In the last few years, some auto manufacturers (like Tesla) and rideshare companies (like Uber) have pursued autonomous or semi-autonomous vehicles in their fleet. Now, according to recent news reports, autonomous vehicle technology could possibly be coming to city buses in the near future. While we all applaud advances that improve people’s lives, we are also reminded that, when malfunctions and mistakes cause accidents, people may be left with life-altering (or life-ending) injuries. If that’s you, be sure you have a knowledgeable Chicago car accident attorney representing you to get you the compensation you need.

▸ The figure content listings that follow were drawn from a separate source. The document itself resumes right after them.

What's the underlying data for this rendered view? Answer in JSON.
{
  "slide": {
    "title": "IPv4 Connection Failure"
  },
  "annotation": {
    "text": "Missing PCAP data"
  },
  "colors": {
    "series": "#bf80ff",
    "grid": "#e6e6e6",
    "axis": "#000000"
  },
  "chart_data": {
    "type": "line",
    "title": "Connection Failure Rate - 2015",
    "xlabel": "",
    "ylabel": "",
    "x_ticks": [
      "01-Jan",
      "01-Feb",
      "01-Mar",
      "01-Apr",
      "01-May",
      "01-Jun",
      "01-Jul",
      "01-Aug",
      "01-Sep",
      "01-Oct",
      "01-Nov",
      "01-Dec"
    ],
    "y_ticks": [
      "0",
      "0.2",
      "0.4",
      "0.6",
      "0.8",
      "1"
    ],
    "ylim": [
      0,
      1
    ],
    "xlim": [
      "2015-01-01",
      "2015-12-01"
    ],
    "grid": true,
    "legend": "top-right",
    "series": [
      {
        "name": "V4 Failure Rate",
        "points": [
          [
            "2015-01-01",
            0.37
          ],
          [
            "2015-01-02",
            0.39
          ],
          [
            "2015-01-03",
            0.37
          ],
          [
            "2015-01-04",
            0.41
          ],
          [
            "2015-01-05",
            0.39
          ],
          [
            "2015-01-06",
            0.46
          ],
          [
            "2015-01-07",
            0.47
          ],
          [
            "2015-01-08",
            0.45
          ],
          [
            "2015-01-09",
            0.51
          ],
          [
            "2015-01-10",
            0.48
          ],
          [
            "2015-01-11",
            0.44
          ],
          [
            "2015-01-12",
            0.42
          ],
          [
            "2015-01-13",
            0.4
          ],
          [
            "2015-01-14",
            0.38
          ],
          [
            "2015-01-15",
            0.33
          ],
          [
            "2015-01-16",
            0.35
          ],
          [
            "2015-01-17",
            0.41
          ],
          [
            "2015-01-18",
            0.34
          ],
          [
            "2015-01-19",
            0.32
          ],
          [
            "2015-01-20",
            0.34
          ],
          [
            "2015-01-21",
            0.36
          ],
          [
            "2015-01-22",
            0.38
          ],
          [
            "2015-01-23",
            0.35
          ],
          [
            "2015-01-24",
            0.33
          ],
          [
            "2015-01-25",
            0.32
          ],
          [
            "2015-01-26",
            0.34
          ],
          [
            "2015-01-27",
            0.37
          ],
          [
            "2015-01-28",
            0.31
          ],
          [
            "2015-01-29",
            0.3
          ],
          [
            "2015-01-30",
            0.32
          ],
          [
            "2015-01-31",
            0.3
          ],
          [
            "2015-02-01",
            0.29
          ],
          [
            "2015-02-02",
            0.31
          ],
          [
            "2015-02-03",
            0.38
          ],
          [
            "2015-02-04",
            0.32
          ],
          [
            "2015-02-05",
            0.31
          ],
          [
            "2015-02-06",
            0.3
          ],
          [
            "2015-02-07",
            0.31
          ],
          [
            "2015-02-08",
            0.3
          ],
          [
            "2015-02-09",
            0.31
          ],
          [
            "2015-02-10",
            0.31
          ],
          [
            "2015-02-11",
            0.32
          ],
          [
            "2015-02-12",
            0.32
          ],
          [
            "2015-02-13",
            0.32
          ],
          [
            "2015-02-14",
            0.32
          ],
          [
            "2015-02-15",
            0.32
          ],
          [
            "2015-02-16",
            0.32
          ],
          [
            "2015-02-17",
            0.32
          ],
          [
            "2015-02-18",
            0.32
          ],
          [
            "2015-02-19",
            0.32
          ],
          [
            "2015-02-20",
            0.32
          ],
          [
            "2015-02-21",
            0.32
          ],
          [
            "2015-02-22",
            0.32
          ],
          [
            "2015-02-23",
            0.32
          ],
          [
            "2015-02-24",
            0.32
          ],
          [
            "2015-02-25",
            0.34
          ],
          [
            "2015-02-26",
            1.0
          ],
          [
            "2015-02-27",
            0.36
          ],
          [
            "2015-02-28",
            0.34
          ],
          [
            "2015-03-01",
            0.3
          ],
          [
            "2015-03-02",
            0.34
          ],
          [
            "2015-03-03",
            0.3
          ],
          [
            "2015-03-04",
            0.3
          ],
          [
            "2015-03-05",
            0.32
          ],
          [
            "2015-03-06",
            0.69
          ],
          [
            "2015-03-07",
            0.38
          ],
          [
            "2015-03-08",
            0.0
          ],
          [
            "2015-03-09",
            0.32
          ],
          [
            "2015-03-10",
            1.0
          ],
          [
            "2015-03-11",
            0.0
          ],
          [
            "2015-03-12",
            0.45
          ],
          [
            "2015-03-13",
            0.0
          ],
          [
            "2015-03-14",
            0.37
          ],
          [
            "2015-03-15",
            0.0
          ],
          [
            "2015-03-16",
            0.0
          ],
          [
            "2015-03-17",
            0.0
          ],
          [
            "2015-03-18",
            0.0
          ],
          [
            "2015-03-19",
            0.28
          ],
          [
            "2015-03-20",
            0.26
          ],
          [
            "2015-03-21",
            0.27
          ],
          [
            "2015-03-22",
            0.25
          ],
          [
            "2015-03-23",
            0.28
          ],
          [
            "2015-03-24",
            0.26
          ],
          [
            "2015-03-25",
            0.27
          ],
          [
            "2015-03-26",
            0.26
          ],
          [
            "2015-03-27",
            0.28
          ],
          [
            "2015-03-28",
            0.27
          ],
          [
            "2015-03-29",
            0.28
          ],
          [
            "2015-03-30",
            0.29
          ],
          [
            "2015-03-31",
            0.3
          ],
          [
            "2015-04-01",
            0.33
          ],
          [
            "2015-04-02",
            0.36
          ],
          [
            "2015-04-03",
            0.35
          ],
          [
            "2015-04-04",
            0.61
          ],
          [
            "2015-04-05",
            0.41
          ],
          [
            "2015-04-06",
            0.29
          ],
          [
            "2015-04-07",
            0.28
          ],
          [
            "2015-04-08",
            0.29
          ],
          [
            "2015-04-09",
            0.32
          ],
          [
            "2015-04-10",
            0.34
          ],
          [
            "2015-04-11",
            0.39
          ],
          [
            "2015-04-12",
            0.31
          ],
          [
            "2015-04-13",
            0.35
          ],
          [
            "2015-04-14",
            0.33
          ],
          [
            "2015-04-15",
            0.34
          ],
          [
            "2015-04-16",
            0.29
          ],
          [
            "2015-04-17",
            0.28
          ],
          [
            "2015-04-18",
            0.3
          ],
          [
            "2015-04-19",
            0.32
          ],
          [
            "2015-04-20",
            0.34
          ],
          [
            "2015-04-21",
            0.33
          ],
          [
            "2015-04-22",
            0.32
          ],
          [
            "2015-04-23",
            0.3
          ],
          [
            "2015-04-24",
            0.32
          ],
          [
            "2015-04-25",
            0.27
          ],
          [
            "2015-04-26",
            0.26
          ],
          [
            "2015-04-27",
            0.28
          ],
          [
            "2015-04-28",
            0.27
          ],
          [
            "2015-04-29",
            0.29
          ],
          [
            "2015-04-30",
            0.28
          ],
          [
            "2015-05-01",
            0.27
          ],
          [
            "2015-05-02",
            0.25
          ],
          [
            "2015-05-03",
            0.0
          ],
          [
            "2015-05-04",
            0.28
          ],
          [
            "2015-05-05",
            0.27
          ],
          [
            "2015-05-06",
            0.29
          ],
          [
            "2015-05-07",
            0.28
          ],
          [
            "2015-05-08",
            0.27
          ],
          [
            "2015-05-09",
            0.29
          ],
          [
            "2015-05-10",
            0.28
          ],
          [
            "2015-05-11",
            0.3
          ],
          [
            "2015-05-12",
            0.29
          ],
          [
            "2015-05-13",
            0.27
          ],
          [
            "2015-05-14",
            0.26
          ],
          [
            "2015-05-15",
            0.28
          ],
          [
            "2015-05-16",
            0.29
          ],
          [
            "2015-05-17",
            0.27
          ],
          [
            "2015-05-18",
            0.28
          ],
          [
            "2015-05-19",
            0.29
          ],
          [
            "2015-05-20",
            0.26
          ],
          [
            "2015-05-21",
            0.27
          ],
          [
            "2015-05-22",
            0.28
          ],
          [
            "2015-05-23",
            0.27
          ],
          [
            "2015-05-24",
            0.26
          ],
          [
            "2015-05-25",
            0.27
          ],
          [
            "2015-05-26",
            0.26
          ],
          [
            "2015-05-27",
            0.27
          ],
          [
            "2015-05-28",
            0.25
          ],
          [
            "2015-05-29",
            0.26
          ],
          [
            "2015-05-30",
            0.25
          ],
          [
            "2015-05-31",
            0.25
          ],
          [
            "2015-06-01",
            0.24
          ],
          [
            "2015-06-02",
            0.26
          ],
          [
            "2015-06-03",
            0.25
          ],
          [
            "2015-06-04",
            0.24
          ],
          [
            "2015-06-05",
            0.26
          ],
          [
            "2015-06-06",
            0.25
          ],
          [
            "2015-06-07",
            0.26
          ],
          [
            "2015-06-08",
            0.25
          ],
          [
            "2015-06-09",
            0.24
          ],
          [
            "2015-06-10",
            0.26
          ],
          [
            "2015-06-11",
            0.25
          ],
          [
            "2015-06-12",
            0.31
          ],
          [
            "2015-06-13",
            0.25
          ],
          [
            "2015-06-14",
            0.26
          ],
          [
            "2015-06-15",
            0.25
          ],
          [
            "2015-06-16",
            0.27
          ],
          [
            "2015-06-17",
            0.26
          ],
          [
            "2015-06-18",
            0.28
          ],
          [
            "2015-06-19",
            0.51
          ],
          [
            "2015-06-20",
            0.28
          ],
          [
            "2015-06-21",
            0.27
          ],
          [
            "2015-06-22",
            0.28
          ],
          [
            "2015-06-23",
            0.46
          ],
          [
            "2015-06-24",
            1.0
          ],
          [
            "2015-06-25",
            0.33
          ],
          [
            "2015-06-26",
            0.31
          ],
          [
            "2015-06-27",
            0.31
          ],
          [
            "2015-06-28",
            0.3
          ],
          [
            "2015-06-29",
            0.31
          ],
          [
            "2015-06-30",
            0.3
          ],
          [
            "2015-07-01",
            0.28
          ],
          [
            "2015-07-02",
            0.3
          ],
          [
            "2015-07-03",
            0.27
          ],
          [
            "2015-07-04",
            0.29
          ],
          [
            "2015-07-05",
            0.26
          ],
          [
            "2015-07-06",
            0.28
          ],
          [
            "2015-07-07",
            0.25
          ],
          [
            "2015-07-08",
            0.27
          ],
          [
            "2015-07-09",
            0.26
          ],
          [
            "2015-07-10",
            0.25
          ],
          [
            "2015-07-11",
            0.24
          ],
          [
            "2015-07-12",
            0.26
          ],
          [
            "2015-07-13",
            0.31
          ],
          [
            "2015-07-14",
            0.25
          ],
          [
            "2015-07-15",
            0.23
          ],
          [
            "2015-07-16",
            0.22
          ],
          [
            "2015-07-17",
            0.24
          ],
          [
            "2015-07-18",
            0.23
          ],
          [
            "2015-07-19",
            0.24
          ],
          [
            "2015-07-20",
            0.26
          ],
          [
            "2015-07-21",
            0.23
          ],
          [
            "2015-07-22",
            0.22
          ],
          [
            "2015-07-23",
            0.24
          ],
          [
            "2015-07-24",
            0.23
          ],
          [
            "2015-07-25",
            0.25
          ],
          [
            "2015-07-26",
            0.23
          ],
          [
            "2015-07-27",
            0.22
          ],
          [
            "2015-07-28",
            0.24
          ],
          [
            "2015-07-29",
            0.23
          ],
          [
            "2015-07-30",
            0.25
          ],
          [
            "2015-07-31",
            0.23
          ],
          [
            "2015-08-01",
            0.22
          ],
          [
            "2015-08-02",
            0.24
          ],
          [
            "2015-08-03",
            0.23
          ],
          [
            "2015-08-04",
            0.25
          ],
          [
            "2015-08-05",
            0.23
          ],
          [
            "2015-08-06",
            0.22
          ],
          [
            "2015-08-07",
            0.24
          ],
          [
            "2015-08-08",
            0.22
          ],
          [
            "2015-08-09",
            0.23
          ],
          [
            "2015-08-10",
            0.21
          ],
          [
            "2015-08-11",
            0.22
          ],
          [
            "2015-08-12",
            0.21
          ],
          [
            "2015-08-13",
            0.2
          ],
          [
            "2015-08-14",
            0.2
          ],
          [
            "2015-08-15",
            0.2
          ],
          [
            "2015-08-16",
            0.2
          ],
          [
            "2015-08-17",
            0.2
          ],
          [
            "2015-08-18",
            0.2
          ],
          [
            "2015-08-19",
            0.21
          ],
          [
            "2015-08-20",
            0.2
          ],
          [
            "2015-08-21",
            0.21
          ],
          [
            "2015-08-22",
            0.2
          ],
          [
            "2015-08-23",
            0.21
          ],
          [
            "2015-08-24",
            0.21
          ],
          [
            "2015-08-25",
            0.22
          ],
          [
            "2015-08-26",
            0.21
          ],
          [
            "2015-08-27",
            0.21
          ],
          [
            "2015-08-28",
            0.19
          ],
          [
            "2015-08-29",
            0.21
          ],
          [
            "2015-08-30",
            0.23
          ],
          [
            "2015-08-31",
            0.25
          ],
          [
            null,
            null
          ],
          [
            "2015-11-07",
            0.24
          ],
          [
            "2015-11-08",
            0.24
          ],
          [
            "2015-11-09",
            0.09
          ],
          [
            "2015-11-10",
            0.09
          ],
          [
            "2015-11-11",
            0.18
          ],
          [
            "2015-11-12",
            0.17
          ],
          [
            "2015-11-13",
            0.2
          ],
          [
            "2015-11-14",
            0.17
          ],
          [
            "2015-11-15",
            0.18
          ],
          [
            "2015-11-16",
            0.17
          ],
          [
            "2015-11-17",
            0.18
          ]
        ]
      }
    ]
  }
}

Back in November, the Wall Street Journal reported that the Port Authority of New York and New Jersey was planning to spend roughly $5 million on an autonomous pilot program. The hope is eventually to utilize autonomous buses in the Lincoln Tunnel’s exclusive bus lane. This technology, according to Port Authority estimates, “could allow for 200 more buses to run during each morning weekday rush,” providing a ride for an extra 10,000 commuters from New Jersey to Manhattan.
In other cities, self-driving buses are already in operation. Jacksonville, Florida and Las Vegas each have self-driving shuttles that run in special shuttle-only lanes. In Gainesville, Florida, the city is already testing driverless shuttle buses that, if all goes according to plan, would run on the city’s streets and roads before the end of 2020. Gainesville would be the first city to have autonomous buses on its roads in the United States, according to a WUFT report.